Chapter 1: I Am Born
I was born on December 20, 2002, on a Friday. It was 10 pm; with big dark brown eyes, I was ready to take on the world. "Ohanna " is a name that means " gracious and kind," a name I was given to make something of myself in this world we live in; I have two older siblings, my big sister Marianne and my brother Ronald two people I laid my eyes on after looking at my mother.
The very next day, I was to arrive home, a place that would fill my memories, but even as a baby, the house around me seemed ordinary on the outside but so chilling on the inside.
It was my Grandmother's house. She didn't live alone because we were here living with her. When my mother brought me home, I saw new faces and familiar faces, but I couldn't speak; I only stared at everyone's lips moving with broad smiles on their faces.
[Time skip]
I am 5 years old; my brain is still developing, but that's okay. I know my rights from my wrongs, even at a young age. I feel like a stranger in this small pink house; there's no emotion or joy in this house. We wake up, my mother goes to work and comes back late, leaving my siblings and me with our grandma, who barely shows any emotion with her stone-cold face.
Our mother comes home soon before our bedtime. When she arrives, we stand near the window, waiting for her to appear, " close my goddam curtains," my grandmother said with venom in her voice. My older sister and brother ignored her and continued to stare out the window waiting for mom to arrive. I turned to stare at my grandmother, only for her to suck her teeth at us.
" I told you to close my goddam curtains. Your mom comes at eight something. What time is it, huh?" she pulled the curtains from my sister's grip and but brother held on, " no, we are going to wait for our mom. It's 8:30. She is supposed to be back by now," my sister said, holding her ground. My brother nodded his head," and she is going to bring food back from her job cause you didn't feed us since morning." he said as he gave her a cold icy stare.
Before my grandmother could utter another word, we heard the metal gates opening. She's home! Her friend that dropped her off waved her hands as she drove off.
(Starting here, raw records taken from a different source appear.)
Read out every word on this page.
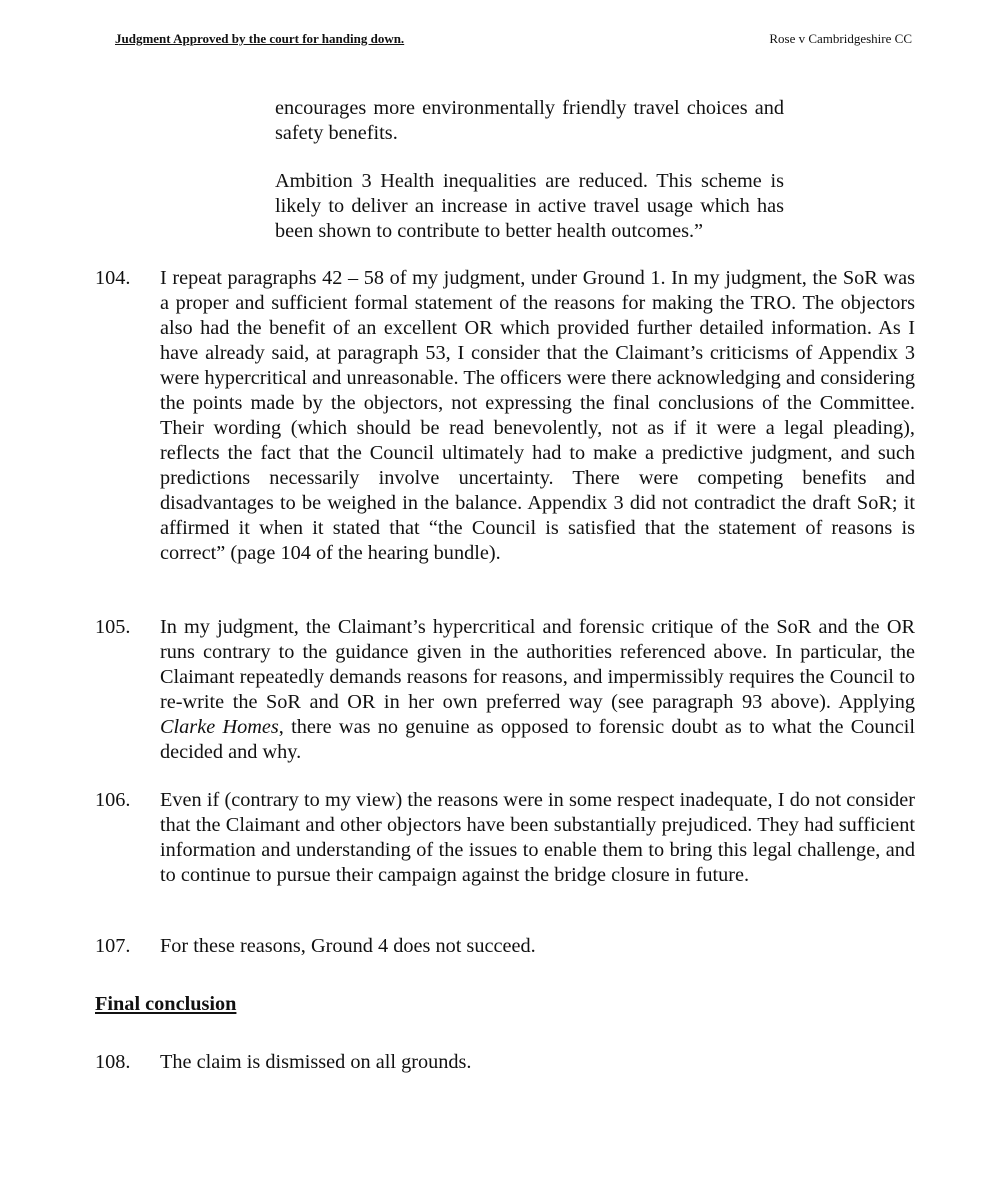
Judgment Approved by the court for handing down.	Rose v Cambridgeshire CC

encourages more environmentally friendly travel choices and safety benefits.

Ambition 3 Health inequalities are reduced. This scheme is likely to deliver an increase in active travel usage which has been shown to contribute to better health outcomes.”

104. I repeat paragraphs 42 – 58 of my judgment, under Ground 1. In my judgment, the SoR was a proper and sufficient formal statement of the reasons for making the TRO. The objectors also had the benefit of an excellent OR which provided further detailed information. As I have already said, at paragraph 53, I consider that the Claimant’s criticisms of Appendix 3 were hypercritical and unreasonable. The officers were there acknowledging and considering the points made by the objectors, not expressing the final conclusions of the Committee. Their wording (which should be read benevolently, not as if it were a legal pleading), reflects the fact that the Council ultimately had to make a predictive judgment, and such predictions necessarily involve uncertainty. There were competing benefits and disadvantages to be weighed in the balance. Appendix 3 did not contradict the draft SoR; it affirmed it when it stated that “the Council is satisfied that the statement of reasons is correct” (page 104 of the hearing bundle).
105. In my judgment, the Claimant’s hypercritical and forensic critique of the SoR and the OR runs contrary to the guidance given in the authorities referenced above. In particular, the Claimant repeatedly demands reasons for reasons, and impermissibly requires the Council to re-write the SoR and OR in her own preferred way (see paragraph 93 above). Applying Clarke Homes, there was no genuine as opposed to forensic doubt as to what the Council decided and why.
106. Even if (contrary to my view) the reasons were in some respect inadequate, I do not consider that the Claimant and other objectors have been substantially prejudiced. They had sufficient information and understanding of the issues to enable them to bring this legal challenge, and to continue to pursue their campaign against the bridge closure in future.
107. For these reasons, Ground 4 does not succeed.
Final conclusion
108. The claim is dismissed on all grounds.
Our mom looked tired, but when she saw our three faces squished against the window, I could see a small smile on her face.
" Mommy!" we all screamed as she entered the house. " how are my babies doing? Did you all behave?" our grandmother rolled her eyes." behave? They haven't listened to a word I said all day". I wanted to say that she is lying, but I was taught at a young age that it is not appropriate to call adult liars, so I just stayed quiet.
Momma sighed," Ma, I have a hard time believing you. Did the kids eat anything while I was at work? I was going to call home, but I was very occupied". " No," I said quietly, but she still heard me. " she didn't feed us at all today."
I couldn't read the expression on our mom's face as she handed my older sister a bag with some food in it. " you kids eat in the kitchen, Ma. I need to talk to you in the room." she closed the house door. " talk about what? this is, my damn house. I don't have to do a thing," she crossed her arms.
Mom sighed as she placed her hand on her forehead." Ma, I'm telling you to come in the room to talk, I don't want the kids hearing any of this," she said calmly; I know mom can blow up on grandma if she wants to, but she has respect for the women before her.
Our grandmother followed Mom into her room, and the door was closed. We heard a locking sound. They only lock the door when it's grave; I picked it up at that last time when our grandmother didn't feed us.
" Why is she so mean to us?" I asked as I waited for my older sister to set out plates and separate the food. " she has always been that way since the day I was born," my sister shrugged. " yeah," my brother agreed," you have to deal with itā he said with a hollow expression.
But that's the problem dealing with hate. How does one do that? My grandmother's behavior is far from grumpy because even I know grumpy people tend to smile once in a while.
It's as if our very existence bothered her. For some reason, she didn't like my father; she tried to ruin my mother's marriage twice, but it didn't work because my father loved my mother deeply and wouldn't allow anything to come between them like her crazy mother.
My father is in Haiti. Sadly, he didn't get to be here in America to witness my birth, but it's okay because my mother told me he was there in spirit. Mother is saving money from her job, so she can help my father come to America so we can be a family.
I wish this home felt more welcoming. This isn't the meaning of family. It felt like a cage, we could leave, but my mother wanted to look after grandma after her sister and brother left to live out their lives and explore, but when will it be my mothers turn. We stay for her sake, but it's tearing our little family apart. This home was never really mine.